La création sur toute la surface disponible (2 000 m2) d’un sol dur se substituant à la terre battue, le changement de toutes les baies côté Lac, l’évolution de l’éclairage, la réfection et le renforcement de sa toiture… Ces interventions de maintenance et d’adaptation aux usages  permettent au Palais du Lac de remplir pleinement sa fonction sans que son apparence ait fondamentalement changé : d’une austérité réelle côté parking, évocatrice d’un haras ou d’un motel, il déploie ses formes séductrices côté Allier, face à Vichy.

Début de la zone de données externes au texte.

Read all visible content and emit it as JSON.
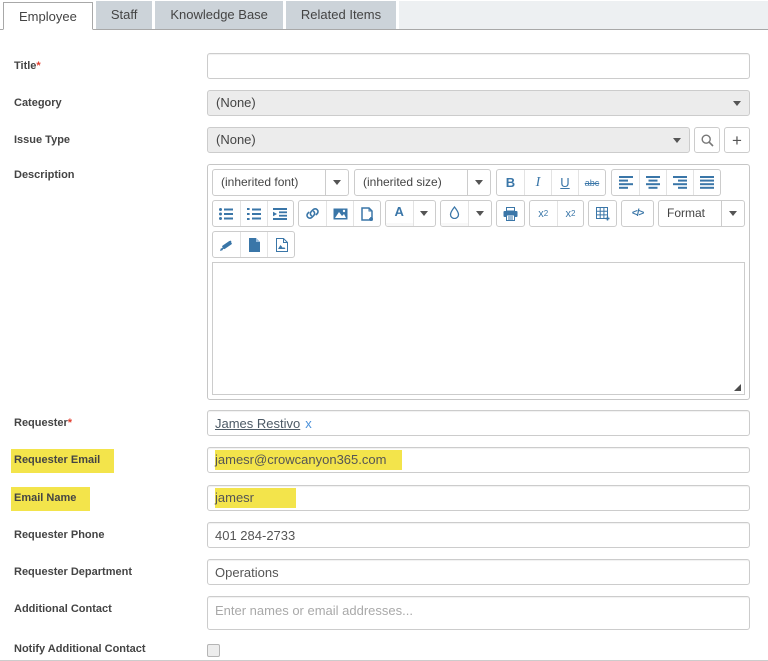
{
  "tabs": [
    {
      "label": "Employee",
      "active": true
    },
    {
      "label": "Staff",
      "active": false
    },
    {
      "label": "Knowledge Base",
      "active": false
    },
    {
      "label": "Related Items",
      "active": false
    }
  ],
  "form": {
    "title": {
      "label": "Title",
      "required_marker": "*",
      "value": ""
    },
    "category": {
      "label": "Category",
      "value": "(None)"
    },
    "issue_type": {
      "label": "Issue Type",
      "value": "(None)"
    },
    "description": {
      "label": "Description",
      "toolbar": {
        "font_dropdown": "(inherited font)",
        "size_dropdown": "(inherited size)",
        "format_dropdown": "Format",
        "glyphs": {
          "bold": "B",
          "italic": "I",
          "underline": "U",
          "strikethrough": "abc",
          "font_color": "A",
          "script_base": "x",
          "script_index": "2",
          "source_code": "</>"
        },
        "icons": [
          "align-left",
          "align-center",
          "align-right",
          "align-justify",
          "bullet-list",
          "numbered-list",
          "indent",
          "link",
          "image",
          "page-break-plus",
          "font-color",
          "highlight-color",
          "print",
          "subscript",
          "superscript",
          "table-plus",
          "source-code",
          "format-brush",
          "new-document",
          "image-file"
        ]
      },
      "content": ""
    },
    "requester": {
      "label": "Requester",
      "required_marker": "*",
      "value": "James Restivo",
      "remove_label": "x"
    },
    "requester_email": {
      "label": "Requester Email",
      "value": "jamesr@crowcanyon365.com",
      "highlighted": true
    },
    "email_name": {
      "label": "Email Name",
      "value": "jamesr",
      "highlighted": true
    },
    "requester_phone": {
      "label": "Requester Phone",
      "value": "401 284-2733"
    },
    "requester_department": {
      "label": "Requester Department",
      "value": "Operations"
    },
    "additional_contact": {
      "label": "Additional Contact",
      "placeholder": "Enter names or email addresses..."
    },
    "notify_additional_contact": {
      "label": "Notify Additional Contact",
      "checked": false
    }
  },
  "colors": {
    "highlight_yellow": "#f3e44b",
    "toolbar_icon_blue": "#3a76a8",
    "link_blue": "#4a90d9",
    "required_red": "#e23d2e",
    "inactive_tab_gray": "#ccd3d9"
  }
}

Bien qu’il soit campé seul sur la berge faisant face à Vichy, qu’il soit extrêmement fréquenté et architecturalement singulier, ce bâtiment s’est fait oublier. Est-ce parce qu’il n’entretient aucune parenté formelle ni avec le patrimoine thermal de Vichy ni avec le patrimoine de béton initialement illustré par la Poste (inchangée)  et le marché couvert (profondément modifié lors de sa rénovation en 2006) ? Parce que c’est un équipement vichyssois mais qu’il est situé sur le territoire de la commune de Bellerive-sur-Allier ? Parce que l’œuvre de son concepteur n’a jamais été étudiée bien qu’il ait signé des édifices représentatifs de son époque, toujours visibles dans la ville, et qu’il incarne de façon exemplaire la démarche des architectes ayant fait carrière hors de Paris, délaissés par l’histoire officielle de l’architecture bien qu’ils aient largement contribué à moderniser la ville où ils exerçaient ?

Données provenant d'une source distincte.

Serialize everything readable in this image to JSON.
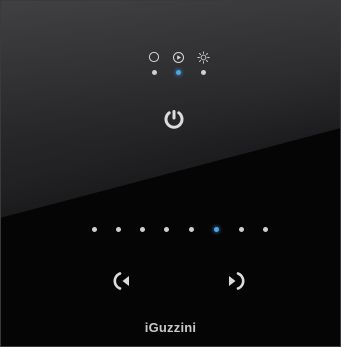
{
  "brand": {
    "name": "iGuzzini"
  },
  "modes": {
    "icons": [
      "ring-icon",
      "play-circle-icon",
      "sun-icon"
    ],
    "active_index": 1
  },
  "power": {
    "icon": "power-icon"
  },
  "brightness": {
    "levels": 8,
    "active_level": 6
  },
  "navigation": {
    "prev_icon": "chevron-left-icon",
    "next_icon": "chevron-right-icon"
  },
  "colors": {
    "icon": "#d6d6d8",
    "dot_idle": "#cfcfd2",
    "dot_active": "#4aa6e8",
    "panel": "#111112"
  }
}
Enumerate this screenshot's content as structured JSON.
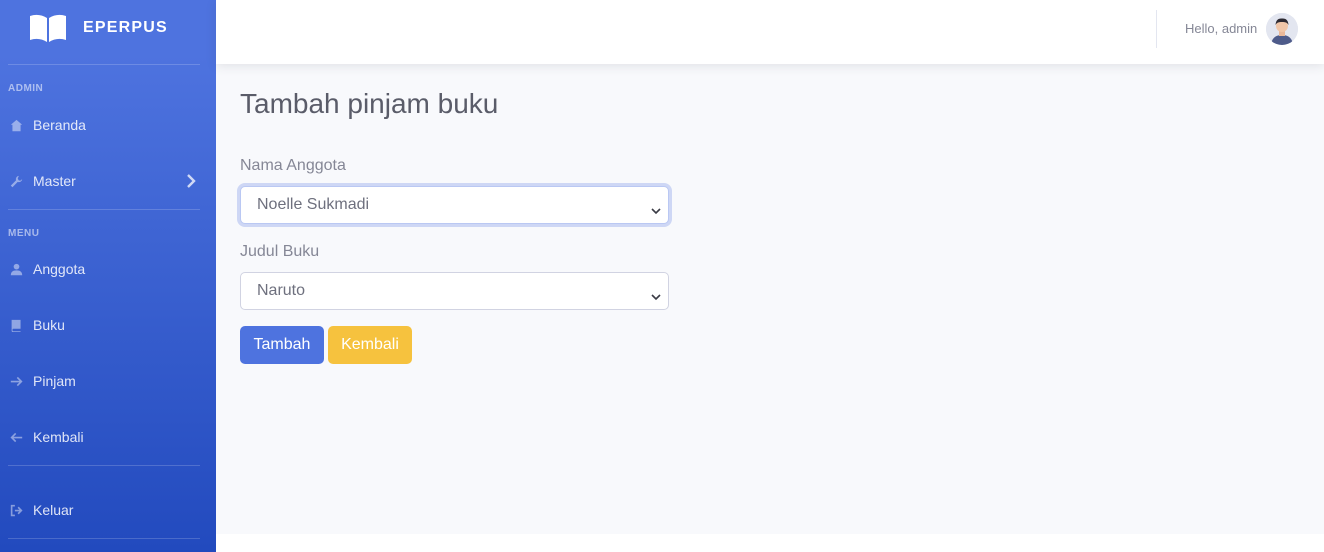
{
  "sidebar": {
    "brand": "EPERPUS",
    "headings": [
      "ADMIN",
      "MENU"
    ],
    "items": [
      {
        "label": "Beranda",
        "icon": "home-icon"
      },
      {
        "label": "Master",
        "icon": "wrench-icon"
      },
      {
        "label": "Anggota",
        "icon": "user-icon"
      },
      {
        "label": "Buku",
        "icon": "book-icon"
      },
      {
        "label": "Pinjam",
        "icon": "arrow-right-icon"
      },
      {
        "label": "Kembali",
        "icon": "arrow-left-icon"
      },
      {
        "label": "Keluar",
        "icon": "sign-out-icon"
      }
    ]
  },
  "topbar": {
    "greeting": "Hello, admin"
  },
  "main": {
    "title": "Tambah pinjam buku",
    "member_label": "Nama Anggota",
    "member_value": "Noelle Sukmadi",
    "book_label": "Judul Buku",
    "book_value": "Naruto",
    "submit_label": "Tambah",
    "back_label": "Kembali"
  },
  "colors": {
    "primary": "#4e73df",
    "warning": "#f6c23e",
    "sidebar_bottom": "#224abe",
    "content_bg": "#f8f9fc"
  }
}
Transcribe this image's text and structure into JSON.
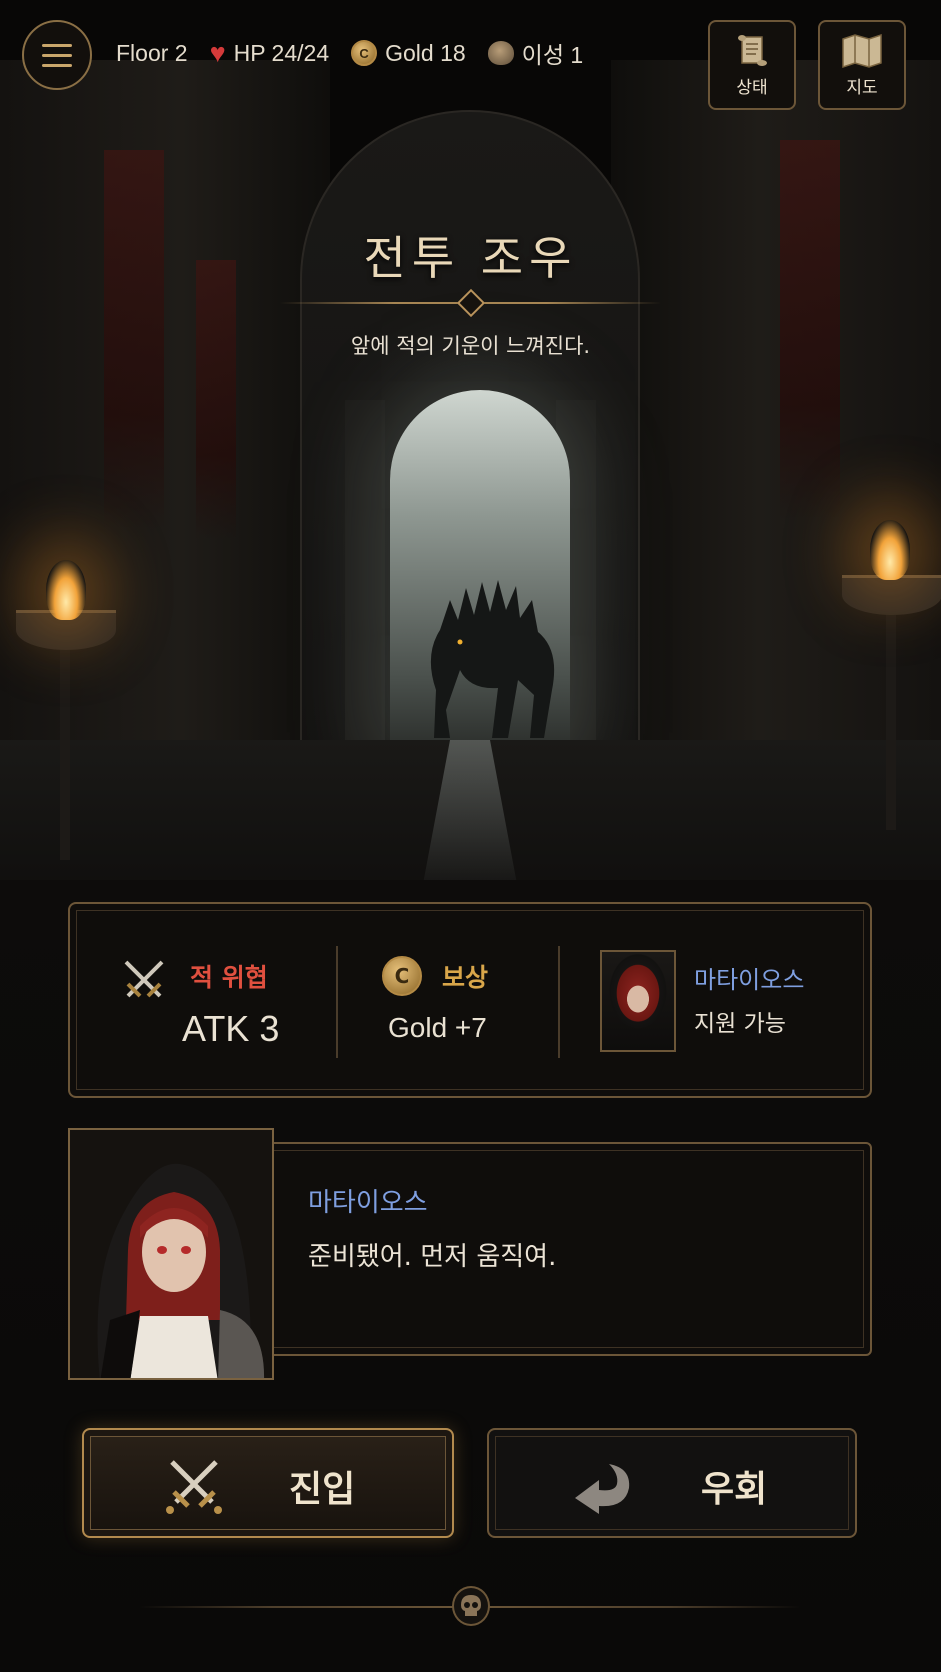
{
  "topbar": {
    "floor": "Floor 2",
    "hp": "HP 24/24",
    "gold": "Gold 18",
    "sanity": "이성 1",
    "status_label": "상태",
    "map_label": "지도"
  },
  "encounter": {
    "title": "전투 조우",
    "subtitle": "앞에 적의 기운이 느껴진다."
  },
  "info": {
    "threat_label": "적 위협",
    "threat_value": "ATK 3",
    "reward_label": "보상",
    "reward_value": "Gold +7",
    "ally_name": "마타이오스",
    "ally_status": "지원 가능"
  },
  "dialogue": {
    "speaker": "마타이오스",
    "line": "준비됐어. 먼저 움직여."
  },
  "actions": {
    "enter_label": "진입",
    "evade_label": "우회"
  },
  "colors": {
    "accent_gold": "#c9a66b",
    "threat_red": "#e0503f",
    "ally_blue": "#7f9fe0"
  },
  "icons": [
    "menu-icon",
    "heart-icon",
    "coin-icon",
    "brain-icon",
    "scroll-icon",
    "map-icon",
    "crossed-swords-icon",
    "return-arrow-icon",
    "skull-icon"
  ]
}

En dépit du concours actif du service architecture de la Ville de Vichy et de celui des archives départementales de l’Allier, la démarche documentaire – prélude à toute reconnaissance durable de l’édifice – n’a pas permis de retrouver l’ensemble des pièces écrites et graphiques indispensables pour retracer en détail sa programmation, son étude et sa construction. Restent ainsi dans l’ombre la date réelle du début du travail de l’architecte sur la mise en forme du bâtiment et ses éventuelles évolutions entre 1959 et 1964. N’ont pu être établies les raisons pour lesquelles l’architecte Louis Tourlier s’est mis en retrait du développement du programme de ce Parc omnisports ainsi que  l’éventuelle participation de Yervante Toumaniantz au dessin du Palais du Lac. Les dates exactes de début et de fin du chantier, le nom des entreprises qui participèrent à sa réalisation et notamment celui du fabricant des poutres lamellées-collées n’ont pu être déterminées. Subsiste enfin une réelle interrogation entre la date officielle du permis de construire et l’état du chantier du gros œuvre, pratiquement achevé quatre moins après. Ces absences, zones d’ombres, incertitudes, que des études locales ultérieures combleront, n’empêchent pas de considérer, dès à présent,  le Palais du Lac comme exemple d’un édifice remarquable de l’architecture sportive et de l’emploi du bois lamellé collé du XXe siècle.